A year or so ago, I received my introduction to machine learning thanks to my supervisor. My first model was a decision tree since it is the most popular machine learning algorithm due to simplicity and easy to realize. Now I’m back in machine learning, and this post is a brief review of Decision Trees.

Introduction

As the name implies, it is a tree that assists us in making decisions. The algorithm belongs to the family of supervised learning algorithms. However, unlike other supervised learning algorithms, it is applicable for both classification and regression.

By Gilgoldm - Own work, CC BY-SA 4.0, https://commons.wikimedia.org/w/index.php?curid=90405437

As the famous Titanic Decision tree shows above (“sibsp” is the number of spouses or siblings aboard), the basic structure of a decision tree contains a root node, several interior nodes, and the final leaf nodes.

Terminology

  • Root node: The entire dataset that is further divided
  • Splitting: The process of dividing a node into two or more sub-nodes
  • Interior node: A sub-node that split into further sub-nodes
  • Leaf node: Node that does not split
  • Pruning: Removal of sub-nodes, opposite to splitting
  • Branch: Sub-section of the entire tree
  • Entropy: The impurity of a dataset
  • Gini impurity: A variation of the usual entropy measure

Process

  1. Present a dataset containing several training instances characterized by several input features and target features.
  2. Train the decision tree model by continuously splitting target features along the values of input features using a measure of information gain during the training process.
  3. Grow the tree until we reach the stop condition. Create leaf nodes for new query instances.
  4. Show the query instance and run it through the tree until we reach the leaf node.

Principle

Consider an example dataset.

  Temperature Outlook Humidity Windy Play Golf?
0 hot sunny high false no
1 hot sunny high true no
2 hot overcast high false yes
3 cool rain normal false yes
4 cool overcast normal true yes
5 mild sunny high false no
6 cool sunny normal false yes
7 mild rain normal false yes
8 mild sunny normal true yes
9 mild overcast high true yes
10 hot overcast normal false yes
11 mild rain high true no
12 cool rain normal true no
13 mild rain high false yes

Shannon’s entropy model uses the logarithm function $log_{2}(P(x))$ to measure the entropy. The logarithm is to make it growing linearly with system size and “behaving like information”.

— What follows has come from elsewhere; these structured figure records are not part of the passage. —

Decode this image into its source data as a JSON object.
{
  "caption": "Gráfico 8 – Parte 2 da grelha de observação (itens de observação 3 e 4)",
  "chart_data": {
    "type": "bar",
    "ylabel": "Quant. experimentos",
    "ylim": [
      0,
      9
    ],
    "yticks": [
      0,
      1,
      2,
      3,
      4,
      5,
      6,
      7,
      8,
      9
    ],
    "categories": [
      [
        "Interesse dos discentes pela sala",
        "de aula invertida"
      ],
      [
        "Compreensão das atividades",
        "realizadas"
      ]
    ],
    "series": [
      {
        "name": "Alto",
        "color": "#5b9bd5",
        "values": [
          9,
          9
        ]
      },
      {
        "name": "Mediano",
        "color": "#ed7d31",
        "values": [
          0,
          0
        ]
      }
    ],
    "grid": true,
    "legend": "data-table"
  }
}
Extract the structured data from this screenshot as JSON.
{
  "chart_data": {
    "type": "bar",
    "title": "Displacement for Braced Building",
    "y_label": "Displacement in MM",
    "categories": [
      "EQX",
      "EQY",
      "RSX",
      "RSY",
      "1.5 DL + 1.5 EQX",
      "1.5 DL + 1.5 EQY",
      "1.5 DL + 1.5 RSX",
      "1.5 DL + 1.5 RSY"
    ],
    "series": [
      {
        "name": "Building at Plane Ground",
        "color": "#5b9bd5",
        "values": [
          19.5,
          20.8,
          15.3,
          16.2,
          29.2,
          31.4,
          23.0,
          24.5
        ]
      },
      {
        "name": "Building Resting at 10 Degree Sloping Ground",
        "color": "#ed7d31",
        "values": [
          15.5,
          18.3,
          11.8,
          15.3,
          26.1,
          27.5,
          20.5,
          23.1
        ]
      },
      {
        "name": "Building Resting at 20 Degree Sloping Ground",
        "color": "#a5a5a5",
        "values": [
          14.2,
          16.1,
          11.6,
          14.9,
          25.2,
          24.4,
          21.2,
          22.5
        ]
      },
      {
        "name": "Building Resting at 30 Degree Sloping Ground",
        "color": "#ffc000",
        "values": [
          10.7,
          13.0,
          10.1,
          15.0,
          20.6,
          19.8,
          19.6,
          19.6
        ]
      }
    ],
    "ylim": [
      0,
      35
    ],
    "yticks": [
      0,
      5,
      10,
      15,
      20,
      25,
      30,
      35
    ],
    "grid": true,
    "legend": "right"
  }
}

To sum up the entropies of each possible target value and weight it by the probability, we have the baseline for the calculation:

\[H(x) = -\sum_{for \ k \ \in target}(P(x=k)*log_2(P(x=k)))\]

where $P(x=k)$ is the probability, that the target feature takes a specific value k.

Hence we applying this formula to calculate the information in the data which contained nine yes’s and five no’s.

\[H(x) = -\frac{9}{14}*log_2(\frac{9}{14})-\frac{5}{14}*log_2(\frac{5}{14}) = 0.94\]

We use the input feature which occupies the most information about the target feature to split the dataset. From now on, we use the information gain as a measure of the feature “informativeness”. To construct a decision tree on this data, we will take the split with the most information gain as the first. The process will continue until all leaf nodes are pure, or until the information gain is 0. The information gain of a feature is calculated with:

\[InfoGain(feature_{d}) = Entropy(D)-Entropy(feature_{d})\]

The formula for the information gain calculation per feature is:

\[InfoGain(feature_{d},D) = Entropy(D)-\sum_{t \ \in \ feature}(\frac{|feature_{d} = t|}{|D|}*H(feature_{d} = t))\] \[=\] \[Entropy(D)-\sum_{t \ \in \ feature}(\frac{|feature_{d} = t|}{|D|}*(-\sum_{k \ \in \ target}(P(target=k,feature_{d} = t)*log_{2}P(target=k,feature_{d} = t))))\]

Now we will calculate the information gain for the feature temperature.

In this dataset, there are 4 data points with a hot value, 2 of which have a target variable value of yes and 2 with a value of no. The information of the temperature=hot is calculated using the entropy equation above:

\[H(temperature=hot) = -\frac{2}{4}*log_2(\frac{2}{4})-\frac{2}{4}*log_2(\frac{2}{4}) = 1\]

The data points with a temperature value of cool contain 3 yes’s and 1 no’s, we have:

\[H(temperature=cool) = -\frac{3}{4}*log_2(\frac{3}{4})-\frac{1}{4}*log_2(\frac{1}{4}) = 0.81\]

For the node where temperature=mild there were 6 data points, 4 yes’s and 2 no’s. Thus we have:

\[H(temperature=mild) = -\frac{4}{6}*log_2(\frac{4}{6})-\frac{2}{6}*log_2(\frac{2}{6}) = 0.92\]

To find the information of the split, we take the weighted average of these three numbers based on how many observations fell into which node.

\[H(temperature) = \frac{4}{14}*1+\frac{4}{14}*0.81+\frac{6}{14}*0.92 = 0.91\]

Now we can calculate the information gain achieved by splitting on the temperature feature.

\[InfoGain(temperature) = 0.94-0.91 = 0.03\]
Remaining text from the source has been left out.